AB 676 balances speed, provider protections, and recoveries, but several implementation and fairness issues remain unresolved. The 10% per‑30‑day reduction creates a blunt financial penalty designed to force DHCS to meet deadlines, but it risks incentivizing rushed hearings or greater reliance on informal resolutions where factual development is incomplete; rushed resolutions could increase erroneous recoveries or under‑determine complex liability.

The waiver pathway for aged overpayments lists multiple criteria but vests final discretion in DHCS and simultaneously shields those discretionary decisions from routine judicial review, raising concerns about inconsistent application and potential equal‑protection perceptions among providers.

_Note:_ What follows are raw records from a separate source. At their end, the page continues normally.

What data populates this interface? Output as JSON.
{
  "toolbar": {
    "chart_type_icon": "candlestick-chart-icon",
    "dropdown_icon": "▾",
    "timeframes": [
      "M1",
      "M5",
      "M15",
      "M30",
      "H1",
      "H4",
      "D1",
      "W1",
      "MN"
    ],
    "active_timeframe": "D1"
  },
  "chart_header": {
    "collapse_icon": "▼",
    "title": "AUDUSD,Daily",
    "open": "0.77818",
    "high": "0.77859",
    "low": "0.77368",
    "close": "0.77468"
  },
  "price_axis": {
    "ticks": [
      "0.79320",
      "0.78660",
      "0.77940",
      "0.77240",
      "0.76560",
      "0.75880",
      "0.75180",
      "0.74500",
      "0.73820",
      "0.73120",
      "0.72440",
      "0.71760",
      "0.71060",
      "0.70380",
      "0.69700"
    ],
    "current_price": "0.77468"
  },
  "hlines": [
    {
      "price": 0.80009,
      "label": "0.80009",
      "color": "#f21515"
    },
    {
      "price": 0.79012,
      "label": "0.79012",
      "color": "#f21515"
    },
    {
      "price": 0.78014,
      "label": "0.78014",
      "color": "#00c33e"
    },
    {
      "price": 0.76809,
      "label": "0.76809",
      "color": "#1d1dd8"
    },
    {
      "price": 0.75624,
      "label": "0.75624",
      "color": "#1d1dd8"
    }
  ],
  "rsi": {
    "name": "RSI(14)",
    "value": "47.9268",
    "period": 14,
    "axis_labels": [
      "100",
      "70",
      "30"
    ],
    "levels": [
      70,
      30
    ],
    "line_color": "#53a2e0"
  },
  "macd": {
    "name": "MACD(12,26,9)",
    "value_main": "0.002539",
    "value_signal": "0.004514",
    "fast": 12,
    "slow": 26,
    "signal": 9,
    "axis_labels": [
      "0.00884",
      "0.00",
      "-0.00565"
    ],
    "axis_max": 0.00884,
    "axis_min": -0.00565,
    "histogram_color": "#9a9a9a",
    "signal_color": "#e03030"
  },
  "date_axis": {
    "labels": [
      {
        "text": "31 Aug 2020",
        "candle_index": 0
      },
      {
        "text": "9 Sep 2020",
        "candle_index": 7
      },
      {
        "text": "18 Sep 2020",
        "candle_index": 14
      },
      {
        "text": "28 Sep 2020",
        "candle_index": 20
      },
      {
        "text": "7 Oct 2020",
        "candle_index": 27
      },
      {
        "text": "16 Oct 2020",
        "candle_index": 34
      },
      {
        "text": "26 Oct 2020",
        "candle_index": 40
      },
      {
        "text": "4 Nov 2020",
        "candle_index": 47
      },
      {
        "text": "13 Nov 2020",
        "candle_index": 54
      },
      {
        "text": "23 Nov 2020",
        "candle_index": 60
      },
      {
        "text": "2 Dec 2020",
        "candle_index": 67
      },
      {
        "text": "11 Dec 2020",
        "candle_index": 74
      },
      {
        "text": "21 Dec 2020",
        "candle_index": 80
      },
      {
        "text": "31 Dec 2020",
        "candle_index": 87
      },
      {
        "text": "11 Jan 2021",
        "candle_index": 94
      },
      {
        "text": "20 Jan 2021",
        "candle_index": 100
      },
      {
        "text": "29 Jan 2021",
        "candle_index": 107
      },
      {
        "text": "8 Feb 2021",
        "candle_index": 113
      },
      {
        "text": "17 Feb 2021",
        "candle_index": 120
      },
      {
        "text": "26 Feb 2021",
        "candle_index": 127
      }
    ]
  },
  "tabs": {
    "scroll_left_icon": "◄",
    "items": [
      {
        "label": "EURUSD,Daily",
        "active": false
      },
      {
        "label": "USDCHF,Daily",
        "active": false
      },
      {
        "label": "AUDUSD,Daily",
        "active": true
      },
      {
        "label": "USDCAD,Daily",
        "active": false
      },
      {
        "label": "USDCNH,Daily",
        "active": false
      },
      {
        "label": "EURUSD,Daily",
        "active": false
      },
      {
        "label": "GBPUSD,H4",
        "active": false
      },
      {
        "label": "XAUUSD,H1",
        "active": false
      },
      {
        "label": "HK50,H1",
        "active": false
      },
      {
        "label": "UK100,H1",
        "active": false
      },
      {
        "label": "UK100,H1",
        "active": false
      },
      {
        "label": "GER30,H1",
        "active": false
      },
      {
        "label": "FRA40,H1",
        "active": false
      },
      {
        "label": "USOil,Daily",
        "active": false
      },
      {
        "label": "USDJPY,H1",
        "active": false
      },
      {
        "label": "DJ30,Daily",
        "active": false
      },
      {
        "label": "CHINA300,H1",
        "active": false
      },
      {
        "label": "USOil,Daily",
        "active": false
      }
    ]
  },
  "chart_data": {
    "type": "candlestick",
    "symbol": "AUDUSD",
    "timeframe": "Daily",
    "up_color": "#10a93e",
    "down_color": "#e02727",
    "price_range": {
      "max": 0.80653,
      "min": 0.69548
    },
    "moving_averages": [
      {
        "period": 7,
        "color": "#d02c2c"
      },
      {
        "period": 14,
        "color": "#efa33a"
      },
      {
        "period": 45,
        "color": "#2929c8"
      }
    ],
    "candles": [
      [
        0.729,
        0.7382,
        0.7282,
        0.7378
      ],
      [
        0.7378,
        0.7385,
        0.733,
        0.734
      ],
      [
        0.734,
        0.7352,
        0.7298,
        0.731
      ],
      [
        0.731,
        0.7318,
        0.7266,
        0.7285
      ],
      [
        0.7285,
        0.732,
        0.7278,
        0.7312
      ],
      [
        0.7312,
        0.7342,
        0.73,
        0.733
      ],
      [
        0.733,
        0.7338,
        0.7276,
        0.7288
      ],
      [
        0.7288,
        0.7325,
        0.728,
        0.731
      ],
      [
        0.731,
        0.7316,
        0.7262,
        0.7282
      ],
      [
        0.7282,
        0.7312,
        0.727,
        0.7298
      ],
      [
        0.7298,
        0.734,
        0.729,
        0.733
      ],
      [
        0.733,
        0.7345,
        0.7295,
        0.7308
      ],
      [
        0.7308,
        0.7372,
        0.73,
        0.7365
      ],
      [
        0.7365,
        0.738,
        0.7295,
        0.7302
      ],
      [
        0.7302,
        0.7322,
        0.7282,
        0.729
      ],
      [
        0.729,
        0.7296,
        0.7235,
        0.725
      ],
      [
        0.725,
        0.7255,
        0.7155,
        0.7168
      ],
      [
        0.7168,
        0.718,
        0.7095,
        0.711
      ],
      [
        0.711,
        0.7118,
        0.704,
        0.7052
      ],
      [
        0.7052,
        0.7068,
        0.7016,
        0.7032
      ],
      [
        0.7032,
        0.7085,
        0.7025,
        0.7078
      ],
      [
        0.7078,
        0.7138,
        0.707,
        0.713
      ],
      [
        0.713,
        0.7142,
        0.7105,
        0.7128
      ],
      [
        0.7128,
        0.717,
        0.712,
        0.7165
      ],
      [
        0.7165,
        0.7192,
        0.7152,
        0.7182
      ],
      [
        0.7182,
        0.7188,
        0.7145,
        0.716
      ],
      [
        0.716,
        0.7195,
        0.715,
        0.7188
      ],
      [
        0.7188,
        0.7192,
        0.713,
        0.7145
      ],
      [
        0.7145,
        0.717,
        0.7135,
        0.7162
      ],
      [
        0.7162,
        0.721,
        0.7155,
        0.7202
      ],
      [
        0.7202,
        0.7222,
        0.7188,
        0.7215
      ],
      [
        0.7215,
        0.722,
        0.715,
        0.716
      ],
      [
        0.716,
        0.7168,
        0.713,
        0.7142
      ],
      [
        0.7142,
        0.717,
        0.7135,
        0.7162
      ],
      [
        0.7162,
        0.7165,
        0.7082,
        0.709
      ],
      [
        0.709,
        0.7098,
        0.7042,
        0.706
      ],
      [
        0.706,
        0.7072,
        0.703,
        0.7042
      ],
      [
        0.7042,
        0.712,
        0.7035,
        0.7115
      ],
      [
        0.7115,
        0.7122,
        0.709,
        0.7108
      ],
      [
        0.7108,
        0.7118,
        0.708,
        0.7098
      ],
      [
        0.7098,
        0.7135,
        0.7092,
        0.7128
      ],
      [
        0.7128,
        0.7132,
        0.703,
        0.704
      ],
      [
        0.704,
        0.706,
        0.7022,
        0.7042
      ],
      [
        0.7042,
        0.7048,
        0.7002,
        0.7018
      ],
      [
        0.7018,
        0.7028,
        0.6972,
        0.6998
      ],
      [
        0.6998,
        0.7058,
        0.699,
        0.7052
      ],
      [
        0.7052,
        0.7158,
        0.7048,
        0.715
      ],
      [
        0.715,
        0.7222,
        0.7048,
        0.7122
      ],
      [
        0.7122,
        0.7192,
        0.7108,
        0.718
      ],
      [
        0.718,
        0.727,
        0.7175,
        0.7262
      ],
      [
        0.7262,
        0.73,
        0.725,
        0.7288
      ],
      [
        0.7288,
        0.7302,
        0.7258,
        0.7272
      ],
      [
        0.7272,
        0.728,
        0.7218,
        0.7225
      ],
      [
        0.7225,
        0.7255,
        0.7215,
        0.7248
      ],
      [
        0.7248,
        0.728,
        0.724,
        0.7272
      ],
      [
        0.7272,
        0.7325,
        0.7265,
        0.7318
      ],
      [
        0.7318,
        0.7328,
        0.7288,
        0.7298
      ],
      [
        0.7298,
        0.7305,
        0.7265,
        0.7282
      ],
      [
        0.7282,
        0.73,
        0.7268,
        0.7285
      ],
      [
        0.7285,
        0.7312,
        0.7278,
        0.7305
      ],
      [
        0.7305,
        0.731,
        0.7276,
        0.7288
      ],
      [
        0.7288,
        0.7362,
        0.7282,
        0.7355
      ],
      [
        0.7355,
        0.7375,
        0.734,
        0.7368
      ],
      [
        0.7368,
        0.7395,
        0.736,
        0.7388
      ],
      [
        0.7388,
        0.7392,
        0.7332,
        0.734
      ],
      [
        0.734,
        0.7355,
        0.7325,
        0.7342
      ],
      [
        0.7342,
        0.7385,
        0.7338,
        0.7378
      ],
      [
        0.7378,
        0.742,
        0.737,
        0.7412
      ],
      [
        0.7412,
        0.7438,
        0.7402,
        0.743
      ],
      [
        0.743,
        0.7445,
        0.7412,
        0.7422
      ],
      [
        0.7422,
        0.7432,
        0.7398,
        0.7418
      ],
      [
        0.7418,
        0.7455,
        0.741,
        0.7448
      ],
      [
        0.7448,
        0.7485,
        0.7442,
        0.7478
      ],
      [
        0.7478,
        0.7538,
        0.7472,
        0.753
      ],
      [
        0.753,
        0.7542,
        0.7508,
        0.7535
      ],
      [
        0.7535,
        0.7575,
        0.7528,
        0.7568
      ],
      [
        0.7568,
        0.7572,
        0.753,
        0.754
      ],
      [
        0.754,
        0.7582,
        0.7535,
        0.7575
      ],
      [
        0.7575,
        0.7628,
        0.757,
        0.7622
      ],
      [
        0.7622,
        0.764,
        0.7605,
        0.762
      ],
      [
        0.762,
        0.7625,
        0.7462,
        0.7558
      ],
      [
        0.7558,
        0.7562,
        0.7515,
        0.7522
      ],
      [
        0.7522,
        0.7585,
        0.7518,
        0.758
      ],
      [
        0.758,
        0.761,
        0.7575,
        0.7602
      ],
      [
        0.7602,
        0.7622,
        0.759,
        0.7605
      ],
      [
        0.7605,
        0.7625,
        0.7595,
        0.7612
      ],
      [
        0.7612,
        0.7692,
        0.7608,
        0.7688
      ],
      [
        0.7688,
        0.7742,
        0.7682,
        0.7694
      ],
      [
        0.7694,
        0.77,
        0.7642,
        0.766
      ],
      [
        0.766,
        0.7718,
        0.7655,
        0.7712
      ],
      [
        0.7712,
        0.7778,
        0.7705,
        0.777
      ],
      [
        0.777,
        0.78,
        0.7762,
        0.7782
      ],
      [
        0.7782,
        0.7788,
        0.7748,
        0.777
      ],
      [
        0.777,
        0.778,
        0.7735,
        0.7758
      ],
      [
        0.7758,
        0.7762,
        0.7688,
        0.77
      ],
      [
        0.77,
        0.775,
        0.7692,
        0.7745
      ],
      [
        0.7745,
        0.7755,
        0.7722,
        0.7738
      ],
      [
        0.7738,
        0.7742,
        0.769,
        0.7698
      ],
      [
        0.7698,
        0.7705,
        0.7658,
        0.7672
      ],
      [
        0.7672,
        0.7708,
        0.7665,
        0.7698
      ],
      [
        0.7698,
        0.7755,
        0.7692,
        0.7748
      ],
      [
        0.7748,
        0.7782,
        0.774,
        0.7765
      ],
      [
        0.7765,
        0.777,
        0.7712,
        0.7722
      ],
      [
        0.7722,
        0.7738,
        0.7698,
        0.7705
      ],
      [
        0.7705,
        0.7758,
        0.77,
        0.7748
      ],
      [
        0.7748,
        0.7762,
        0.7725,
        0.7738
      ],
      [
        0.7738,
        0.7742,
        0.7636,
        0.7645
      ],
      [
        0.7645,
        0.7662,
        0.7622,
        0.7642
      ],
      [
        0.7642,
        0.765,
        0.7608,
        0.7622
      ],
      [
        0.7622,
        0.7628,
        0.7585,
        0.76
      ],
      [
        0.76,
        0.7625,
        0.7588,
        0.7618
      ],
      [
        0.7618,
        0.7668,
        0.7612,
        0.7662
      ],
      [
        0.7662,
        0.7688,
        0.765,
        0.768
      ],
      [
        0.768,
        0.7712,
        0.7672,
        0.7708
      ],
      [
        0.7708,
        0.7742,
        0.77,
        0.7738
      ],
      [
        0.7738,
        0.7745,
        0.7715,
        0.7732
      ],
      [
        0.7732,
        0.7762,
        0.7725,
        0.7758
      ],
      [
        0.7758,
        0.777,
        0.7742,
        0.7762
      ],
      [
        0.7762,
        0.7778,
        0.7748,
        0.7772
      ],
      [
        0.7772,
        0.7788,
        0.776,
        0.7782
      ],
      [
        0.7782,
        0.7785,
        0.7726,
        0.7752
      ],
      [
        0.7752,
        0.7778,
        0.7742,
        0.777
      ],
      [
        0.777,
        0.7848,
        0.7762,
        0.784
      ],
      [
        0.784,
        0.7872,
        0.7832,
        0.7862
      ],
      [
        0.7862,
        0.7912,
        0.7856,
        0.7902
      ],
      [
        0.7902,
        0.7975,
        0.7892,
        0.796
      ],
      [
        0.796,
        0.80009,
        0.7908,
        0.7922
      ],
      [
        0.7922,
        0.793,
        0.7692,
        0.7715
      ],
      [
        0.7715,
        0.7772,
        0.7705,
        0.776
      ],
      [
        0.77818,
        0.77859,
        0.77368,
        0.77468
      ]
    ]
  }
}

Operationally, allowing DHCS to implement core provisions by all‑county letters and provider bulletins streamlines administration but effectively lets the department shape substantive rules without going through the Administrative Procedure Act’s full notice‑and‑comment process. That shortcut speeds implementation but increases litigation risk and stakeholder uncertainty about the standards DHCS will apply.

The choice to tie interest to a market‑linked SMIF monthly average with a 7% floor hedges against very low market returns, but it also creates volatility in providers’ liabilities and in state‑cash forecasts; the differential treatment of DME vendors adds further complexity because two separate accrual regimes now exist within the Medi‑Cal system.